A questão era interessante, embora a resposta não fosse óbvia. A diplomacia, como instrumento executivo da política externa, configura-se com a evolução dos tempos, por uma reformulação de prioridades, decorrente de novos objetivos. Embora deva ter-se sempre presente – e sei que isto pode parecer chocante para alguns cultores do imediatismo – que o papel dos diplomatas, na fixação da imagem do país, deve ir sempre um pouco para além das conjunturas. Essa é a razão pela qual a resposta às solicitações prementes do presente deve ser, no seio da nossa ação externa, modulada em permanência com a necessidade de garantir a preservação dos interesses permanentes do país, numa perspetiva de coerência de longo prazo. A nossa história não se improvisa.

Indo por partes, eu diria que, em face da presente crise, a diplomacia portuguesa tem diante de si três linhas de adaptação.

Em primeiro lugar, dentro do Ministério dos Negócios Estrangeiros não deixou de se considerar, desde o primeiro momento, a importância de repensar a rede diplomática existente, dando atenção particular a áreas geográficas que, não tendo sido privilegiadas nas opções de distribuição de recursos funcionais no passado, convinha que passassem a dispor de uma maior atenção no futuro. Quero com isto dizer que zonas como o norte de África, os países do Golfo e certos mercados asiáticos passaram a entrar na nossa ordem de prioridades, com vista a tentar conseguir novos pontos de apoio à atividade empresarial. Isso tornou-se particularmente importante face a mercados cuja evolução previsível de crescimento pudesse, simultaneamente, vir absorver produção nacional que tivesse menos atratividade para os nossos parceiros tradicionais (em especial, europeus) e garantir espaços sustentados de progressão futura de novas linhas de exportação. Assim foi feito e, estou certo, a prazo, os efeitos ir-se-ão sentir.

A segunda linha é de natureza formativa.
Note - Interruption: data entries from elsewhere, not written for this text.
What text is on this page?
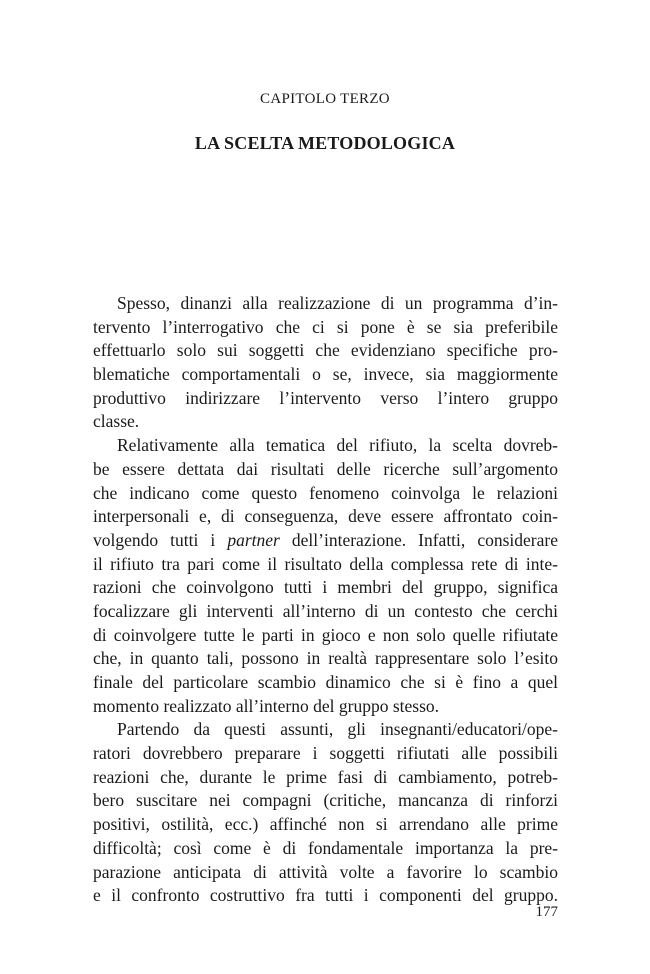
CAPITOLO TERZO
LA SCELTA METODOLOGICA
Spesso, dinanzi alla realizzazione di un programma d’in-
tervento l’interrogativo che ci si pone è se sia preferibile
effettuarlo solo sui soggetti che evidenziano specifiche pro-
blematiche comportamentali o se, invece, sia maggiormente
produttivo indirizzare l’intervento verso l’intero gruppo
classe.
Relativamente alla tematica del rifiuto, la scelta dovreb-
be essere dettata dai risultati delle ricerche sull’argomento
che indicano come questo fenomeno coinvolga le relazioni
interpersonali e, di conseguenza, deve essere affrontato coin-
volgendo tutti i partner dell’interazione. Infatti, considerare
il rifiuto tra pari come il risultato della complessa rete di inte-
razioni che coinvolgono tutti i membri del gruppo, significa
focalizzare gli interventi all’interno di un contesto che cerchi
di coinvolgere tutte le parti in gioco e non solo quelle rifiutate
che, in quanto tali, possono in realtà rappresentare solo l’esito
finale del particolare scambio dinamico che si è fino a quel
momento realizzato all’interno del gruppo stesso.
Partendo da questi assunti, gli insegnanti/educatori/ope-
ratori dovrebbero preparare i soggetti rifiutati alle possibili
reazioni che, durante le prime fasi di cambiamento, potreb-
bero suscitare nei compagni (critiche, mancanza di rinforzi
positivi, ostilità, ecc.) affinché non si arrendano alle prime
difficoltà; così come è di fondamentale importanza la pre-
parazione anticipata di attività volte a favorire lo scambio
e il confronto costruttivo fra tutti i componenti del gruppo.
177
Não vale a pena esconder que ainda não está ainda criada, no conjunto da nossa administração pública que opera na ordem externa, uma cultura de trabalho em comum. As razões são diversas, do corporativismo a alguma incompetência. Com felicidade, faço parte daquele grupo de diplomatas que sempre teve uma muito positiva experiência de trabalho conjunto com as estruturas de promoção económica externa (do FFE à AICEP, passando pelo ICEP/API). Por razões diversas, sei que essa experiência não é idêntica à de muitos colegas da diplomacia portuguesa. Não vale a pena estar a distribuir culpas, até pela certeza de que elas não estarão sempre do mesmo lado. Algo tem de mudar neste âmbito e, para isso, de há muito que só vislumbro uma solução, que sei difícil de pôr em prática, por escassez de recursos humanos: promover estágios profissionais cruzados, tanto nas instituições como nas empresas e nas associações empresariais, com suficiente duração para que tal possa ter reais efeitos, num esforço geral de aculturação.
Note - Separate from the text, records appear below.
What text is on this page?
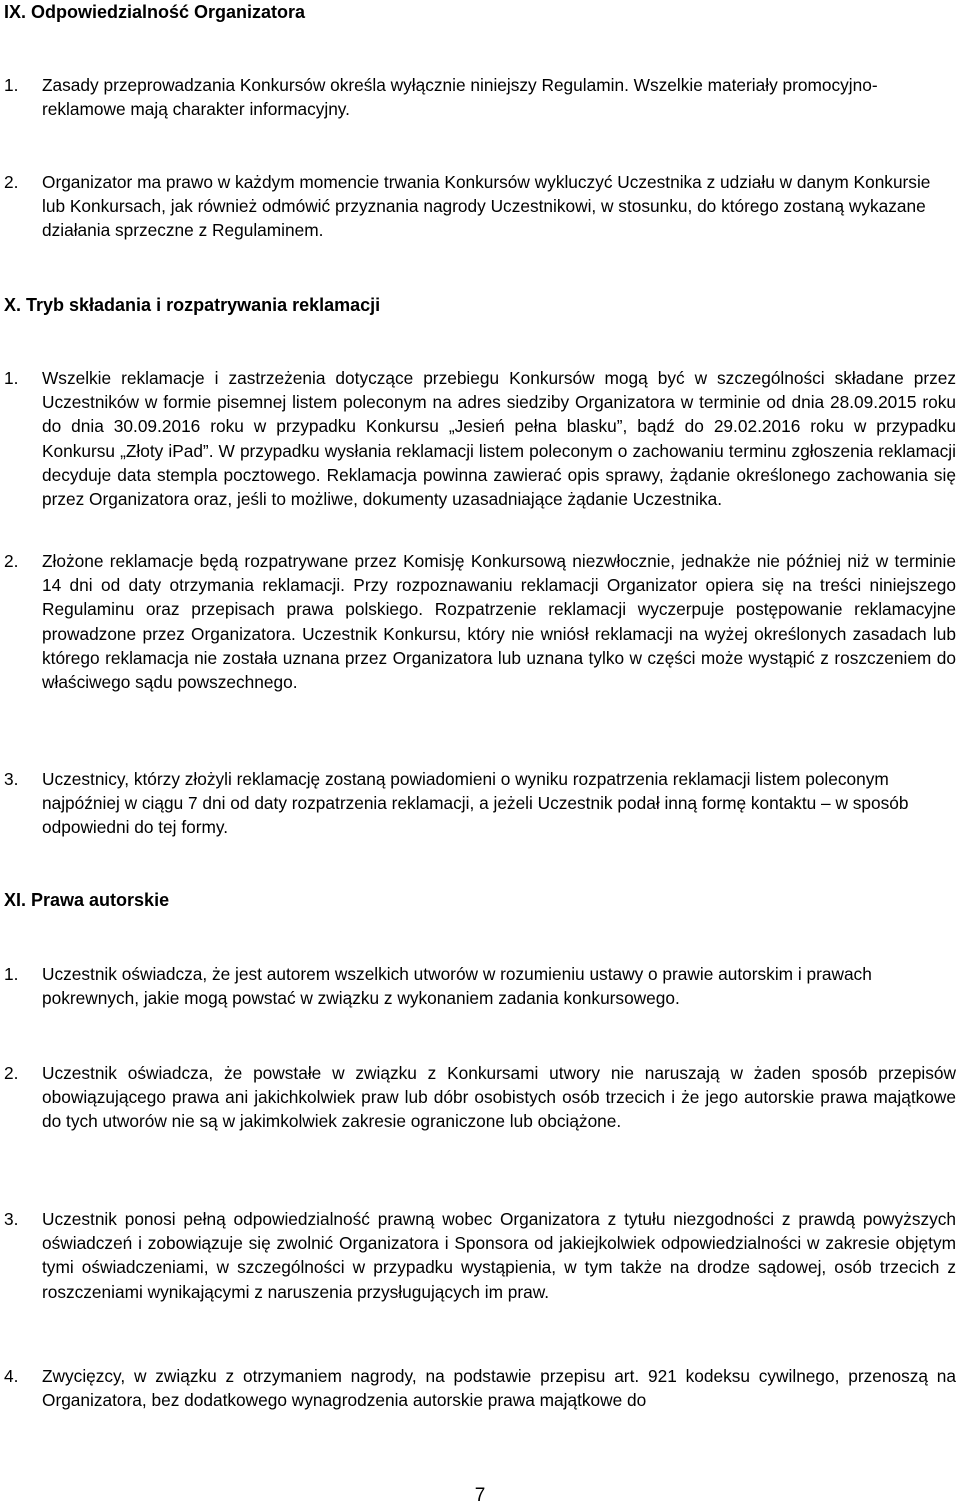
IX. Odpowiedzialność Organizatora
1.	Zasady przeprowadzania Konkursów określa wyłącznie niniejszy Regulamin. Wszelkie materiały promocyjno-reklamowe mają charakter informacyjny.
2.	Organizator ma prawo w każdym momencie trwania Konkursów wykluczyć Uczestnika z udziału w danym Konkursie lub Konkursach, jak również odmówić przyznania nagrody Uczestnikowi, w stosunku, do którego zostaną wykazane działania sprzeczne z Regulaminem.
X. Tryb składania i rozpatrywania reklamacji
1.	Wszelkie reklamacje i zastrzeżenia dotyczące przebiegu Konkursów mogą być w szczególności składane przez Uczestników w formie pisemnej listem poleconym na adres siedziby Organizatora w terminie od dnia 28.09.2015 roku do dnia 30.09.2016 roku w przypadku Konkursu „Jesień pełna blasku”, bądź do 29.02.2016 roku w przypadku Konkursu „Złoty iPad”. W przypadku wysłania reklamacji listem poleconym o zachowaniu terminu zgłoszenia reklamacji decyduje data stempla pocztowego. Reklamacja powinna zawierać opis sprawy, żądanie określonego zachowania się przez Organizatora oraz, jeśli to możliwe, dokumenty uzasadniające żądanie Uczestnika.
2.	Złożone reklamacje będą rozpatrywane przez Komisję Konkursową niezwłocznie, jednakże nie później niż w terminie 14 dni od daty otrzymania reklamacji. Przy rozpoznawaniu reklamacji Organizator opiera się na treści niniejszego Regulaminu oraz przepisach prawa polskiego. Rozpatrzenie reklamacji wyczerpuje postępowanie reklamacyjne prowadzone przez Organizatora. Uczestnik Konkursu, który nie wniósł reklamacji na wyżej określonych zasadach lub którego reklamacja nie została uznana przez Organizatora lub uznana tylko w części może wystąpić z roszczeniem do właściwego sądu powszechnego.
3.	Uczestnicy, którzy złożyli reklamację zostaną powiadomieni o wyniku rozpatrzenia reklamacji listem poleconym najpóźniej w ciągu 7 dni od daty rozpatrzenia reklamacji, a jeżeli Uczestnik podał inną formę kontaktu – w sposób odpowiedni do tej formy.
XI. Prawa autorskie
1.	Uczestnik oświadcza, że jest autorem wszelkich utworów w rozumieniu ustawy o prawie autorskim i prawach pokrewnych, jakie mogą powstać w związku z wykonaniem zadania konkursowego.
2.	Uczestnik oświadcza, że powstałe w związku z Konkursami utwory nie naruszają w żaden sposób przepisów obowiązującego prawa ani jakichkolwiek praw lub dóbr osobistych osób trzecich i że jego autorskie prawa majątkowe do tych utworów nie są w jakimkolwiek zakresie ograniczone lub obciążone.
3.	Uczestnik ponosi pełną odpowiedzialność prawną wobec Organizatora z tytułu niezgodności z prawdą powyższych oświadczeń i zobowiązuje się zwolnić Organizatora i Sponsora od jakiejkolwiek odpowiedzialności w zakresie objętym tymi oświadczeniami, w szczególności w przypadku wystąpienia, w tym także na drodze sądowej, osób trzecich z roszczeniami wynikającymi z naruszenia przysługujących im praw.
4.	Zwycięzcy, w związku z otrzymaniem nagrody, na podstawie przepisu art. 921 kodeksu cywilnego, przenoszą na Organizatora, bez dodatkowego wynagrodzenia autorskie prawa majątkowe do
7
Uma terceira vertente tem a ver com a mudança no paradigma da intervenção das nossas embaixadas, com impacto na informação que produzem. Imagino que a abordagem pública da questão, numa publicação desta natureza, possa escandalizar alguns. Mas julgo ter um mínimo de autoridade experiência para exprimir o que adiante vou dizer.

A diplomacia portuguesa não se deve esgotar no apoio à projeção económica externa do país – no comércio, na promoção do turismo ou na captação de IDE. A atenção à imagem do país na ordem internacional, o cultivo das redes de interesses políticos e culturais que o bilateralismo histórico justifica, a promoção da língua portuguesa e a proteção da diáspora são outros tantos pontos importantes a salvaguardar, como decisivo é sabermos potenciar o nosso valor acrescentado nacional de natureza política, como país construtor de pontes e entendimentos, à escala global. Como a eleição recente para o Conselho de Segurança da ONU o provou. Porque tudo isso, ao funcionar positivamente em favor da imagem do país, acaba por ajudar à criação de um ambiente favorável à promoção dos nossos interesses económicos – e dispensem-me de dar exemplos, por razões que julgo óbvias.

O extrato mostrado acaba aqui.